The optimal amount of allowed shading is also heavily influenced by variables specific to each solar project, both economic—the relative costs of land, electricity and PV modules—and environmental, such as the proportion of direct to diffuse irradiation and surroundings topography. Sufficient space must also be left between module rows for access for repairs and maintenance.

These numerous unknowns make it impossible to provide rules of thumb for spacing of PV-module rows. Nevertheless it is instructive to examine the geometric relation between spacing and shading, particularly for the common situations of fixed tilted and E–W horizontal-tracked modules. More details on the row shading are presented in Chapter 5, Section 5.4.2. For a fixed tilted PV module facing due south Eq. (5.47a) and Eq. (5.47b) apply.
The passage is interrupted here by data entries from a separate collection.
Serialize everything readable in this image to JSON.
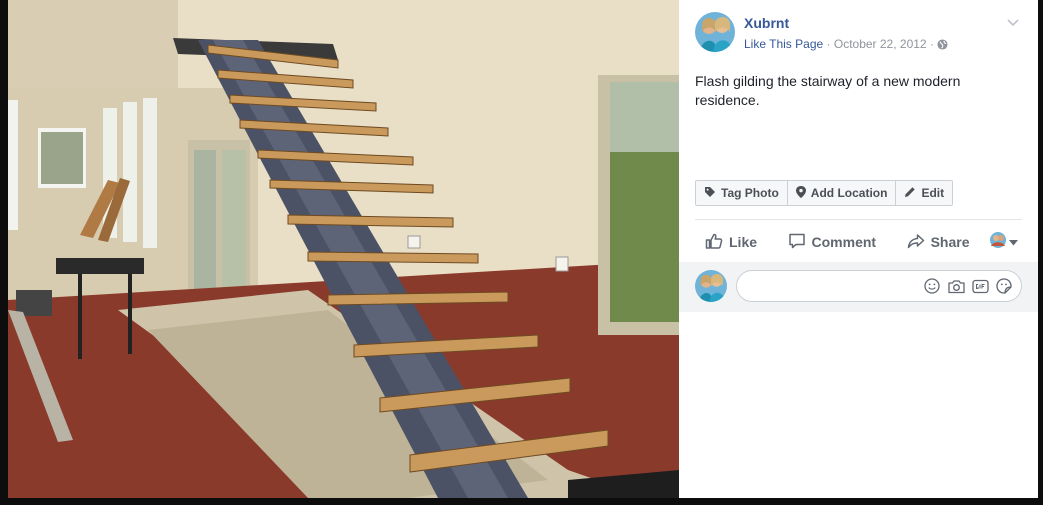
{
  "post": {
    "page_name": "Xubrnt",
    "like_page_label": "Like This Page",
    "separator": "·",
    "date": "October 22, 2012",
    "caption": "Flash gilding the stairway of a new modern residence."
  },
  "photo_actions": [
    {
      "label": "Tag Photo",
      "icon": "tag-icon"
    },
    {
      "label": "Add Location",
      "icon": "location-pin-icon"
    },
    {
      "label": "Edit",
      "icon": "pencil-icon"
    }
  ],
  "actions": {
    "like_label": "Like",
    "comment_label": "Comment",
    "share_label": "Share"
  },
  "comment_box": {
    "placeholder": "",
    "tools": [
      "emoji-icon",
      "camera-icon",
      "gif-icon",
      "sticker-icon"
    ]
  },
  "colors": {
    "link_blue": "#365899",
    "meta_gray": "#90949c",
    "action_gray": "#606770",
    "comment_bg": "#f2f3f5"
  }
}
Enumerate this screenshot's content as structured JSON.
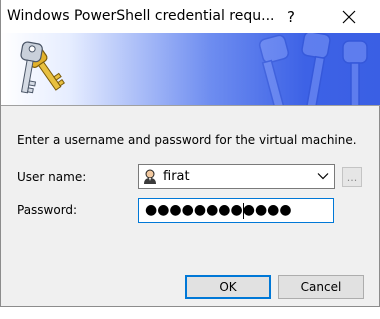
{
  "window": {
    "title": "Windows PowerShell credential requ...",
    "help_label": "?"
  },
  "banner": {
    "icon": "keys-icon",
    "accent_color": "#3d62e6"
  },
  "form": {
    "instruction": "Enter a username and password for the virtual machine.",
    "username_label": "User name:",
    "username_value": "firat",
    "browse_label": "...",
    "password_label": "Password:",
    "password_masked": "●●●●●●●●●●●●"
  },
  "buttons": {
    "ok_label": "OK",
    "cancel_label": "Cancel"
  }
}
Consider a module at latitude 30°N and inclined at the same angle. The ratio of the northern shadow length to the module length (in the N–S direction) throughout the year and day is shown in Table 9.8. During the equinoxes, when all shadows on Earth move due eastward, its shadow falls 1.15 times the module height from its base. Throughout the day of the summer solstice, the shadow is shorter than the module length if it were laid flat. At the winter solstice the shadow cast is more than 1.5 times the module height throughout the day.

Table 9.8

Ratio of North-Shadow Length to Module Height for Different Days of the Year

Image

The above discussion applies to multiple rows of fixed, south-facing PV modules, where shadow length falling to the north dictates row spacing. We now consider rows of PV modules on single-axis trackers whose axes run north–south (a configuration seen in some large PV fields), and where shadow lengths to the west and east determine row spacing.

In this case the module tilt angle, β, varies throughout the day as the tracker follows the sun. Nominally the tilt angle would be set perpendicular to the sun’s altitude, i.e., β = π/2 − α (or equal to the zenith angle). However when the sun is low on the horizon, the modules would be tilted almost vertical, creating severe shading between rows of any spacing. To overcome this, computer-controlled trackers can be employed that decrease the module’s tilt in the early morning and late afternoon, a technique known as back-tracking. The increase in electricity yield from the avoided shading more than offsets the decrease in yield from greater incidence angle of sunlight on the modules during these times. Back-tracking allows module rows to be more closely spaced for the same yield, at the expense of a more sophisticated tracking control system.

9.6.4 Tilting versus spacing

Shading leads to a fundamental trade-off in the design of PV systems between tilting (fixed or tracking) and spacing (Denholm and Margolis, 2007). Tilting maximizes energy yield per unit area of module. However because tilting generally requires greater module spacing—both to reduce shading and to allow access for maintenance—it leads to a net decrease in energy yield per unit area of land, while also increasing mechanical complexity and capital cost of the system.

This effect is quantified in a simulation of tilting systems at Kansas City, which represents an energy density equal to the USA average value (Denholm and Margolis, 2007). The results are shown in Table 9.9, in which 3.5–5 m of spacing is assumed for the ground-mounted systems. It is seen that, in terms of yield per land area, the greater yield per module from tilting and tracking is outweighed by the greater spacing.

Table 9.9

Results of a Simulation for Tilting PV Modules in Kansas City, USA

Image

Denholm and Margolis (2007).

It follows that a key relationship that determines the attractiveness of tilting is that between the price of PV modules and the price of land (or roof space). Expensive modules and cheap land make it attractive to tilt those modules; expensive land and cheap modules encourages maximizing yield per land area through less tilt and closer spacing. The dramatic fall in PV module prices in recent years has thus decreased the relative attractiveness of tilting and tracking.